Well of course if you don't want to breastfeed that is your decision. And whilst there are high breastfeeding initiation rates in UK, that proportion quickly tails off, so you won't be the odd one out and in most circles your decision won't be unusual. And you definitely have body autonomy to decide what to do with your body.
However do make sure you are making the decision for what you think is best for yourself and baby. Two of the three reasons you mention are re your partner, not yourself or baby. Of course dads are vvv important but having dad involved doesn't need to mean separating baby and mum in the early newborn period. Not to be unnecessarily mushy, but there is a special biological and emotional relationship between baby and mum in that period when her body continues to fully nourish baby, and baby's heart rate and breathing slow when close to her and smelling her, and I think often the most important thing dad can do is to support this relationship in the early weeks. There are plenty of opportunities for dad to take centre stage later on.

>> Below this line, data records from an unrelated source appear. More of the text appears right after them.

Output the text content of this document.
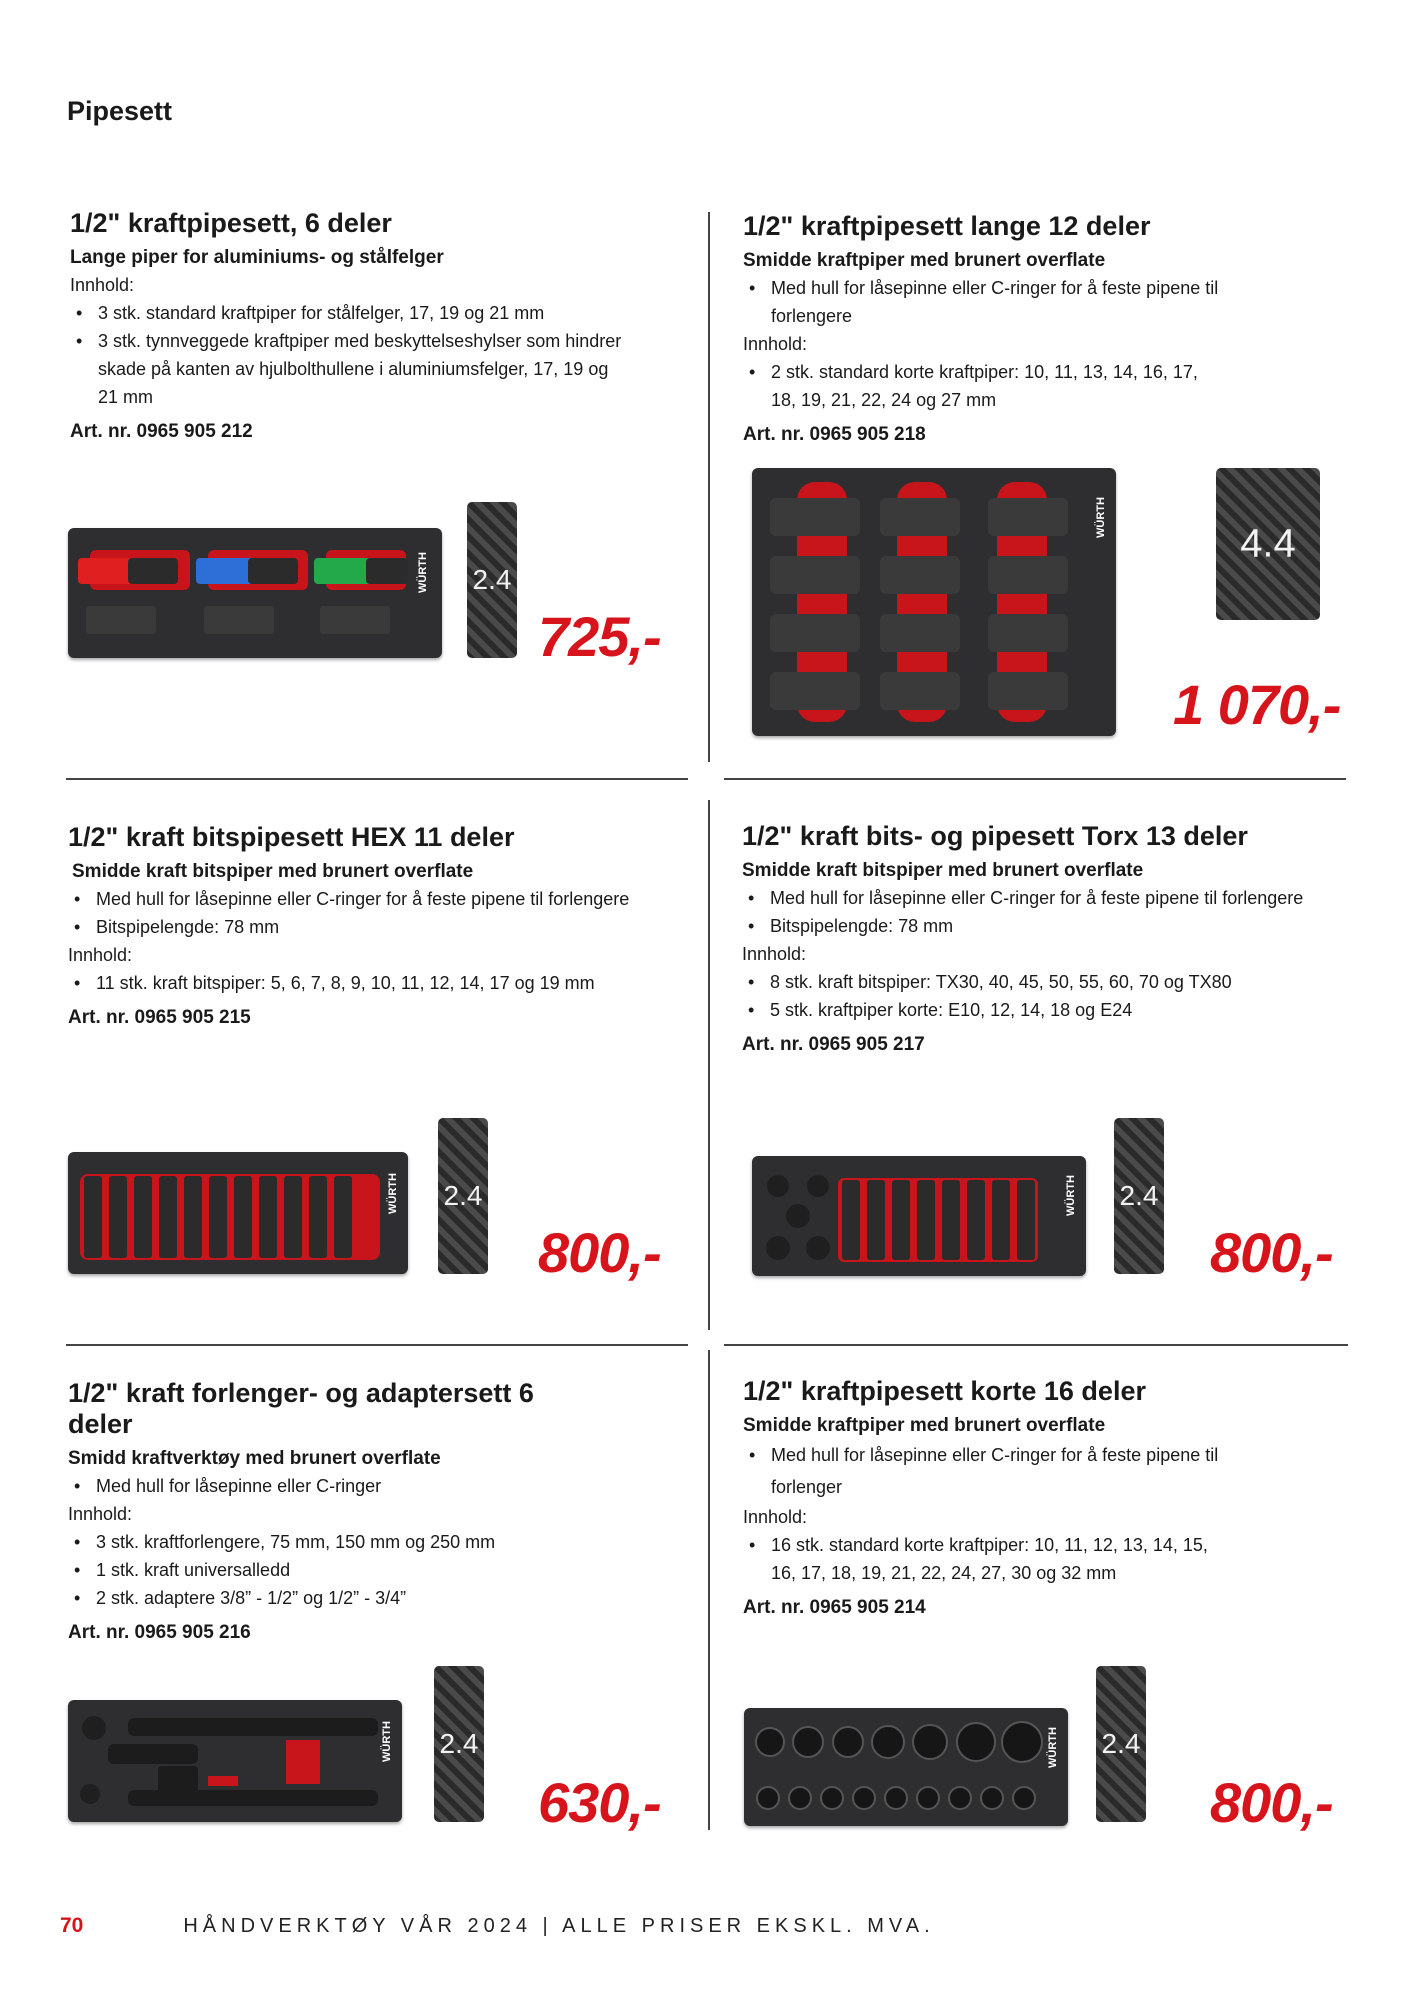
Pipesett
1/2" kraftpipesett, 6 deler
Lange piper for aluminiums- og stålfelger
Innhold:
• 3 stk. standard kraftpiper for stålfelger, 17, 19 og 21 mm
• 3 stk. tynnveggede kraftpiper med beskyttelseshylser som hindrer skade på kanten av hjulbolthullene i aluminiumsfelger, 17, 19 og 21 mm
Art. nr. 0965 905 212
WÜRTH 2.4
725,-
1/2" kraftpipesett lange 12 deler
Smidde kraftpiper med brunert overflate
• Med hull for låsepinne eller C-ringer for å feste pipene til forlengere
Innhold:
• 2 stk. standard korte kraftpiper: 10, 11, 13, 14, 16, 17, 18, 19, 21, 22, 24 og 27 mm
Art. nr. 0965 905 218
WÜRTH
4.4
1 070,-
1/2" kraft bitspipesett HEX 11 deler
Smidde kraft bitspiper med brunert overflate
• Med hull for låsepinne eller C-ringer for å feste pipene til forlengere
• Bitspipelengde: 78 mm
Innhold:
• 11 stk. kraft bitspiper: 5, 6, 7, 8, 9, 10, 11, 12, 14, 17 og 19 mm
Art. nr. 0965 905 215
WÜRTH 2.4
800,-
1/2" kraft bits- og pipesett Torx 13 deler
Smidde kraft bitspiper med brunert overflate
• Med hull for låsepinne eller C-ringer for å feste pipene til forlengere
• Bitspipelengde: 78 mm
Innhold:
• 8 stk. kraft bitspiper: TX30, 40, 45, 50, 55, 60, 70 og TX80
• 5 stk. kraftpiper korte: E10, 12, 14, 18 og E24
Art. nr. 0965 905 217
WÜRTH 2.4
800,-
1/2" kraft forlenger- og adaptersett 6 deler
Smidd kraftverktøy med brunert overflate
• Med hull for låsepinne eller C-ringer
Innhold:
• 3 stk. kraftforlengere, 75 mm, 150 mm og 250 mm
• 1 stk. kraft universalledd
• 2 stk. adaptere 3/8” - 1/2” og 1/2” - 3/4”
Art. nr. 0965 905 216
WÜRTH 2.4
630,-
1/2" kraftpipesett korte 16 deler
Smidde kraftpiper med brunert overflate
• Med hull for låsepinne eller C-ringer for å feste pipene til forlenger
Innhold:
• 16 stk. standard korte kraftpiper: 10, 11, 12, 13, 14, 15, 16, 17, 18, 19, 21, 22, 24, 27, 30 og 32 mm
Art. nr. 0965 905 214
WÜRTH 2.4
800,-
70	HÅNDVERKTØY VÅR 2024 | ALLE PRISER EKSKL. MVA.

There are also many opportunities for dads to be involved apart from feeding, eg nappies, winding, bath, dressing, sleeping. Dad can take baby out if baby is mix fed or mum expresses, or for short periods timed between feeds, or as long as they want after baby starts solids around six months. And I was surprised when I had my eldest that I didn't want to be separated for the first several months (not what I'd planned at all!), the strength of that attachment surprised me, so my DH just took baby out for an hour in between feed.
Also in reality I often speak to mums who decide to formula feed for dad's benefit and to "share the work", and once dad is back to work after 2 weeks it's mum up at 3am making a bottle every night. If it goes well then breastfeeding is extremely easy, no prep, no equipment, no planning, can breastfeed half asleep, lying down, walking with a sling. If you will be doing the majority of baby care on maternity leave do think about what will suit you and baby best.
Anyway apologies if I've misunderstood your reasoning, but from your earlier post 2/3 reasons were about your DH, not you or baby.
Re your breasts - women of all shapes and sizes can breastfeed with support and help. A lactation consultant/ infant feeding coordinator can help with positioning, there should be one on your postnatal ward.
Anyway your original question, of course yanbu to make your own decision, but in honesty i wouldn't advocate making definite decisions early in pregnancy. There's something to be said for seeing how you feel after baby is born and how things go. I cared for my babies in quite different ways to how I planned during my first pregnancy, you change during pregnancy and labour, your baby has there own personality, things aren't always as you expect.